It Is Helpful

Dear FlyLady,

This book turned out to be such a surprise for me. I’d read reviews on Amazon and some of them were so negative that I didn’t want to buy the book. I borrowed it for my Kindle using my Amazon Prime. I ended up listening to it on my Kindle in the car while I was driving back and forth from my daughter’s house. I’d spent a number of weeks there this summer after she was in a car accident, and I think getting out of my own house actually helped me see the problem that my house had become.

I think the best thing I learned from the book was the power of habits and the importance of really doing this a little bit at a time. Everytime I’d tried to do Pam and Peggy, every time I’d tried to do FlyLady I ended up crashing and burning because I tried to do too much at once.

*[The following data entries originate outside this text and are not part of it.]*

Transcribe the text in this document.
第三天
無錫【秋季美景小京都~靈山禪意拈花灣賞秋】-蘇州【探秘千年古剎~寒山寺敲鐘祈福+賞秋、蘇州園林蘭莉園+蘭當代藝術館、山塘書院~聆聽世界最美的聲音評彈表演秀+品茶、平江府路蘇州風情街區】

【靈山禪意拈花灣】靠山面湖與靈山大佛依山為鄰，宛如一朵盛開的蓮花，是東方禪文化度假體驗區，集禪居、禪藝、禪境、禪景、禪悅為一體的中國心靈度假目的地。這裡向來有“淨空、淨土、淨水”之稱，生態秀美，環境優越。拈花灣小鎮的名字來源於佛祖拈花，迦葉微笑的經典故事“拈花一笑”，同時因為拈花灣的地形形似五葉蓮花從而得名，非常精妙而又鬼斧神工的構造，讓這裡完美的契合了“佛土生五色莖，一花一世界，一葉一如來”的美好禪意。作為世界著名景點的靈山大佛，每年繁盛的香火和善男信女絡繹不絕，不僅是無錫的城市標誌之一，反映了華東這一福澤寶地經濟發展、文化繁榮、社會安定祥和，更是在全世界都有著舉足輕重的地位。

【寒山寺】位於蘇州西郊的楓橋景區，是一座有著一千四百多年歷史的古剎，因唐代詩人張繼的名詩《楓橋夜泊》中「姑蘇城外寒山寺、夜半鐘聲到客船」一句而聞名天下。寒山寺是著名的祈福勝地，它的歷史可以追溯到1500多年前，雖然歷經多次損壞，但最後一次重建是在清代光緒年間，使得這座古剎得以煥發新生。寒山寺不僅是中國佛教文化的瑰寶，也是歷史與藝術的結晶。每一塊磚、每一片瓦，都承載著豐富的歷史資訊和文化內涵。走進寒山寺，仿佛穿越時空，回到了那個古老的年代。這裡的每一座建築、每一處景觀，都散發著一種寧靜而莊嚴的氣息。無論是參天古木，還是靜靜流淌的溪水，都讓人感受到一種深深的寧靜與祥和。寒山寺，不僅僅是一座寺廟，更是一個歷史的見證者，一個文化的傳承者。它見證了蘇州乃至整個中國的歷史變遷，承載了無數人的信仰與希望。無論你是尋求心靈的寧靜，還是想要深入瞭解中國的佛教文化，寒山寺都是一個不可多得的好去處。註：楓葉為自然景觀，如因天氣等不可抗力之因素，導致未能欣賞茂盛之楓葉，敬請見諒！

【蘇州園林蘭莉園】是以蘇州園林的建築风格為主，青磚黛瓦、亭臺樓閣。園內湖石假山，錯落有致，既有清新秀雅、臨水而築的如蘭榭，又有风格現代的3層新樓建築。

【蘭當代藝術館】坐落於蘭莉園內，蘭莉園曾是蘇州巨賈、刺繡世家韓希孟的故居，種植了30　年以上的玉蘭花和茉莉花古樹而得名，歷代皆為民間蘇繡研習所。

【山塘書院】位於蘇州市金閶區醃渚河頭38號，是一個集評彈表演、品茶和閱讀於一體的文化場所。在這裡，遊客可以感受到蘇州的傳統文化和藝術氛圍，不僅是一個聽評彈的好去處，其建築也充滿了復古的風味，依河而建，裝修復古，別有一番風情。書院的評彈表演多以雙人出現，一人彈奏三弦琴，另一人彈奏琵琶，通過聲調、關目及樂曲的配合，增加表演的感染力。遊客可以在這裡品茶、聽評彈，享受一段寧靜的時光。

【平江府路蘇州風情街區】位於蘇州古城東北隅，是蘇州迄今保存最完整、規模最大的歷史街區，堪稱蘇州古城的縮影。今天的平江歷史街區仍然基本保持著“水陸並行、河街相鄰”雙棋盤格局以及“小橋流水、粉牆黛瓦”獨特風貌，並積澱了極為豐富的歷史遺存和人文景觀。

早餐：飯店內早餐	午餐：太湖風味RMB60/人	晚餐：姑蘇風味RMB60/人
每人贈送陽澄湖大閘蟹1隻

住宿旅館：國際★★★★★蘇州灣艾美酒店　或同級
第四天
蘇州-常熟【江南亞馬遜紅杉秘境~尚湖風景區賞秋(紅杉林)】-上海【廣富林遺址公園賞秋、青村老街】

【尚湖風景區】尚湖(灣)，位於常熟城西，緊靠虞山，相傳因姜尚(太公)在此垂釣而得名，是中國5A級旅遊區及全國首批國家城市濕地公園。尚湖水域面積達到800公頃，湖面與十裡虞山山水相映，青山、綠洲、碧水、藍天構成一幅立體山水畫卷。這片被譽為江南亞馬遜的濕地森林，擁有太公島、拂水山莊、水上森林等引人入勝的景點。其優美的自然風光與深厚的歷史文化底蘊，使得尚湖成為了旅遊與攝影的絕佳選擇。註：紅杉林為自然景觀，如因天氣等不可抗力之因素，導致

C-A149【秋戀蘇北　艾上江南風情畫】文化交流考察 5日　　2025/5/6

I’ve been Flying for over two months now. I still don’t have many new habits: shiny sink, swish and swipe, make the bed, get dressed, do a load a day all the way to fold and put away, and oh yeah. Declutter. That’s the other thing I learned, you really can’t organize clutter. As I’ve cleared out drawers and cupboards and pared them down to what really needs to be there I’m finding such freedom. It’s freedom to be able to get dressed for church in a few minutes instead of having to spend time looking for underwear, panty hose without runs, and a shirt without wrinkles. It’s freedom to be able to unload the dishwasher quickly because the cupboards have room to put things in them. It’s freedom to be able to put all the clothes away because there’s space in the drawer and room on the clothes rack.

Now, I’m not going to pretend that Hidden Treasures is great literature (I have a BA in English, I’m a lit snob), but it is helpful in portraying the way that the whole FlyLady system really works. Sink Reflections is great, but Hidden Treasures fleshes the whole thing out in a way that nothing else had ever done for me.

I don’t know, maybe it was just the right resource at the right time. All I know is that I would no longer be embarassed to have someone come to my door and go through the main part of the house. I’d even be willing to let someone in my bedroom. There are still dungeons I’m cleaning out I(I took two bags of trash out of a closet today), but what I know now is that it’s not an impossible job. It just has to be tackled one bit at a time. My mess was bigger than the mess in Hidden Treasures because we’d been letting it build up for a lot more years.

I love the ultimate message of the book, that once you get the clutter gone and the routines in place you’re free to do the other things you want to do. You can do them without the guilty feeling that there’s cleaning that needs to be done, a messy house that can’t welcome people, and that you’re simply avoiding it with your busy life. Instead you can do them and still go home to a shiny sink, a made bed, a cleared off dining room table. Hidden Treasures real message is that Flying is freedom. You can use the tools from the Flyshop or use what you already have, because it isn’t the tools that free you, it’s the habits.